The post-processing of results with table-generator
supports both compressed and uncompressed files.
If the target directory for the output files (specified with --outputpath
)
is a git repository without uncommitted changes and the option --commit
is specified, benchexec
will add and commit all created files to the git repository.
One can use this to create a reliable archive of experimental results.
benchexec
automatically tries to allocate the available hardware resources
in the best possible way.
More information on what should be considered when allocating hardware resources such as CPU cores
can be found in our paper
Reliable Benchmarking: Requirements and Solutions.
Some additional technical information is also present in the documentation on resource handling.
BenchExec executes all runs on the local machine.
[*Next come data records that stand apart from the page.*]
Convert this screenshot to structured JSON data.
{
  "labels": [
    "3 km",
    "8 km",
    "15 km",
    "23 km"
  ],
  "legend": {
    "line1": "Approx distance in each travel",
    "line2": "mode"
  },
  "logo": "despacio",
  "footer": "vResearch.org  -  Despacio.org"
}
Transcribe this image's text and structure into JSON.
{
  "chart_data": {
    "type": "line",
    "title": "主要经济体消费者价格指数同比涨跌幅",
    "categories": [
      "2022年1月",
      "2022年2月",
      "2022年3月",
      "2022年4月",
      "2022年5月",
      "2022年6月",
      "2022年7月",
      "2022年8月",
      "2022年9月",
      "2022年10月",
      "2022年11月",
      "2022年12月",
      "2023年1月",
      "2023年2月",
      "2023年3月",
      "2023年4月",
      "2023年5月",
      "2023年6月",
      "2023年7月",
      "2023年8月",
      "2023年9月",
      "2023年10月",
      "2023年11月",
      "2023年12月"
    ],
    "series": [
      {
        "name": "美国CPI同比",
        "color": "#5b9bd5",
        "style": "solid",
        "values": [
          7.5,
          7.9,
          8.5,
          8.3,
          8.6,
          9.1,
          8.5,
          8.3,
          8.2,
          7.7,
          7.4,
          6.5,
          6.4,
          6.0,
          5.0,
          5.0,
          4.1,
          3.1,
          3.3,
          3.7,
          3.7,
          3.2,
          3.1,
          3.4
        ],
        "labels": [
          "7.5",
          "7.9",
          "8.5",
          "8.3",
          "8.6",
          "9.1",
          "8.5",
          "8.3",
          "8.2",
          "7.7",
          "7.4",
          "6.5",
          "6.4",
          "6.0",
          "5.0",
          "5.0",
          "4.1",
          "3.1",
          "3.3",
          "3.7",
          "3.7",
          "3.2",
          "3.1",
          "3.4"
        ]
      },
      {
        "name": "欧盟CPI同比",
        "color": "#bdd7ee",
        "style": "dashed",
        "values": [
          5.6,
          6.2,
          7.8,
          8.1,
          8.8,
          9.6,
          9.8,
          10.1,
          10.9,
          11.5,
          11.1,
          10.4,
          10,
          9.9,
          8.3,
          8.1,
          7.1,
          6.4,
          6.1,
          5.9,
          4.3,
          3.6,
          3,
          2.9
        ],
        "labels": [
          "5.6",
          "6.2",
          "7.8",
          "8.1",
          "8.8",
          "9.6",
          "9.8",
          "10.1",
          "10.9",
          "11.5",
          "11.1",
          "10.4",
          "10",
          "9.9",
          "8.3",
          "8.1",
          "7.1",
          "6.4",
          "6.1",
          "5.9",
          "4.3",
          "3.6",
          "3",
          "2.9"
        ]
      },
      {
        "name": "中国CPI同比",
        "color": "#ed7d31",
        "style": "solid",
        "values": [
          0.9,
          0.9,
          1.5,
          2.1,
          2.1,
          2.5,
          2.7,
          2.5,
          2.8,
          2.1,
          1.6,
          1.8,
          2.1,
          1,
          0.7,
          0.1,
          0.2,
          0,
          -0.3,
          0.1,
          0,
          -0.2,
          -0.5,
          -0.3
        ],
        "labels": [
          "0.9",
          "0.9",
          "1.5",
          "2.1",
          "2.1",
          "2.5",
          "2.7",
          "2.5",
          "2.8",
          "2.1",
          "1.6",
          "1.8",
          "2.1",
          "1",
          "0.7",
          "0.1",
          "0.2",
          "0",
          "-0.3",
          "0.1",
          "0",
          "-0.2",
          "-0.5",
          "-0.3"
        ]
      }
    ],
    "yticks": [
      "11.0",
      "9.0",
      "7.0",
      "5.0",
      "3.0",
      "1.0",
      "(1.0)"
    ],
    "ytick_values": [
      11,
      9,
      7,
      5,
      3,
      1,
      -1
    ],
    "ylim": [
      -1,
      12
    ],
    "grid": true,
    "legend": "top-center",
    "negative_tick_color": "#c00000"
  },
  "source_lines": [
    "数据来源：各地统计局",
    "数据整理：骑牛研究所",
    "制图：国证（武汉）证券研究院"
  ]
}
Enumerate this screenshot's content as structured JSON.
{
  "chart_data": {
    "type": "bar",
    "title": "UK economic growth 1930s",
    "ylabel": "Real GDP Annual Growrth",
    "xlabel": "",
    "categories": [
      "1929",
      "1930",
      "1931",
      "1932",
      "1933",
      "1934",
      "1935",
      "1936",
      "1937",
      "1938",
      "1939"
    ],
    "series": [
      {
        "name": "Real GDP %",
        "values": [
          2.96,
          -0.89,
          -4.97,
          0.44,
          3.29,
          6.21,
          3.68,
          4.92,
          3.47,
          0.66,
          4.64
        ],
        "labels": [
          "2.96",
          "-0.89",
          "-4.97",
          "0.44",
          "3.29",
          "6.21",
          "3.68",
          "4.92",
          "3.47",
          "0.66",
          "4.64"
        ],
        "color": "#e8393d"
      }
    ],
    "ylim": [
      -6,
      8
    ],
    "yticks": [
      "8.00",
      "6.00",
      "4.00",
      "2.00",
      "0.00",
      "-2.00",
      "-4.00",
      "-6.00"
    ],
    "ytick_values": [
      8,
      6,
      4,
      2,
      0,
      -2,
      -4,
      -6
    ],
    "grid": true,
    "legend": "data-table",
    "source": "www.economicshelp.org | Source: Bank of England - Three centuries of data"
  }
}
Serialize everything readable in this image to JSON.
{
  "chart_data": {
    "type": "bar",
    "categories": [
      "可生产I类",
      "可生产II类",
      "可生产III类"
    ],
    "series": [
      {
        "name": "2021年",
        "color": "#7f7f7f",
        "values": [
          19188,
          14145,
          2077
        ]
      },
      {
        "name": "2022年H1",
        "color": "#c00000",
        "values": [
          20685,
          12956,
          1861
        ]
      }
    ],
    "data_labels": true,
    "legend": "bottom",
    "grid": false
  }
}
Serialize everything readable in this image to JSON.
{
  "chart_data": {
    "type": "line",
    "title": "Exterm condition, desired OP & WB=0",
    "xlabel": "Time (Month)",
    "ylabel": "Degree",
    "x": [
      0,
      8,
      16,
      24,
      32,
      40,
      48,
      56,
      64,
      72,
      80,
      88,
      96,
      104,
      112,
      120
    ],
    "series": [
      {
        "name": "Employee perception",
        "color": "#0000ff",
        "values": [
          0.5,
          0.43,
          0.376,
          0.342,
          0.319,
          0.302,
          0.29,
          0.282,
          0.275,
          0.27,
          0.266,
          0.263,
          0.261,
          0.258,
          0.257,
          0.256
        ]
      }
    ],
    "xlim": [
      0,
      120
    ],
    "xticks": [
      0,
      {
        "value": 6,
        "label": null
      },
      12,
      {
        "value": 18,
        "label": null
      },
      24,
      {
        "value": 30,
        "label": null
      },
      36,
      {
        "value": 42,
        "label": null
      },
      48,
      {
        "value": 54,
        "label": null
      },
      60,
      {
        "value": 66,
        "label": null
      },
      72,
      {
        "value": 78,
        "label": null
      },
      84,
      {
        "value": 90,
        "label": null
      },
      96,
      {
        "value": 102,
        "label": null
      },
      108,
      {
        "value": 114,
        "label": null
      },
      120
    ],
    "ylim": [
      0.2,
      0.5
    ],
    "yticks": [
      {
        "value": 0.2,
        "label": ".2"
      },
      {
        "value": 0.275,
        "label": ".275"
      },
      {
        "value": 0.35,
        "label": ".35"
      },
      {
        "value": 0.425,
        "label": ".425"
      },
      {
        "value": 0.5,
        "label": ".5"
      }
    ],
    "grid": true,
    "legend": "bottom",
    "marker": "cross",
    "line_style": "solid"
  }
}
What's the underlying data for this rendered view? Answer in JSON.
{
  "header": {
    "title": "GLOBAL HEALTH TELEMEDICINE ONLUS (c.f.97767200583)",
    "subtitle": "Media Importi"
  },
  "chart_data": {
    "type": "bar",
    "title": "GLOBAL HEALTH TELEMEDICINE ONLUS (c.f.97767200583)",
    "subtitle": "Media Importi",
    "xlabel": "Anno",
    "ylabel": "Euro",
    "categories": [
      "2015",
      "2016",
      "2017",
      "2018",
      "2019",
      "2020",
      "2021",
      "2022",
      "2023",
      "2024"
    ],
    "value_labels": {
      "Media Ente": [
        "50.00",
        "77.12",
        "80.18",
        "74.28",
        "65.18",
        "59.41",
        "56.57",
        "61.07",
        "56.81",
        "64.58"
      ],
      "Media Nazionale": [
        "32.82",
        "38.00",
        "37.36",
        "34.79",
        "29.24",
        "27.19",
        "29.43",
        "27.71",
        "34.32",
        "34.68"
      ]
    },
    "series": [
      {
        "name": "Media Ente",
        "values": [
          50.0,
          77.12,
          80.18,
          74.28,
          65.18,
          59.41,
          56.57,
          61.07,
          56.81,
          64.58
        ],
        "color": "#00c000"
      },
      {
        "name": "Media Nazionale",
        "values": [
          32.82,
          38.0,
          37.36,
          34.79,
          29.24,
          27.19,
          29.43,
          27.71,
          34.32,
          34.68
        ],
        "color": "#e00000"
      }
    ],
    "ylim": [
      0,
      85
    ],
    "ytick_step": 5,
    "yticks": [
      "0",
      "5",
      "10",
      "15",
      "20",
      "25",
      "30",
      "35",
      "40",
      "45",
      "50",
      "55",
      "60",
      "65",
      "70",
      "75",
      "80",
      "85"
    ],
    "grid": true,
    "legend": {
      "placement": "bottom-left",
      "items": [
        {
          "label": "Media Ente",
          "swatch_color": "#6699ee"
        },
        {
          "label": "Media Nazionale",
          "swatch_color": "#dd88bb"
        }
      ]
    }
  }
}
In some cases, it might be desired to use for example some cloud service
to execute the commands, and BenchExec should only handle the benchmark definition
and aggregate the results.
This can be done by replacing the module benchexec.localexecution
,
which is responsible for executing a collection of runs, by something else.
To do so, inherit from the BenchExec main class benchexec.BenchExec
and override the necessary methods such as load_executor
(which by default returns the benchexec.localexecution
module),
create_argument_parser
(to add your own command-line arguments) etc.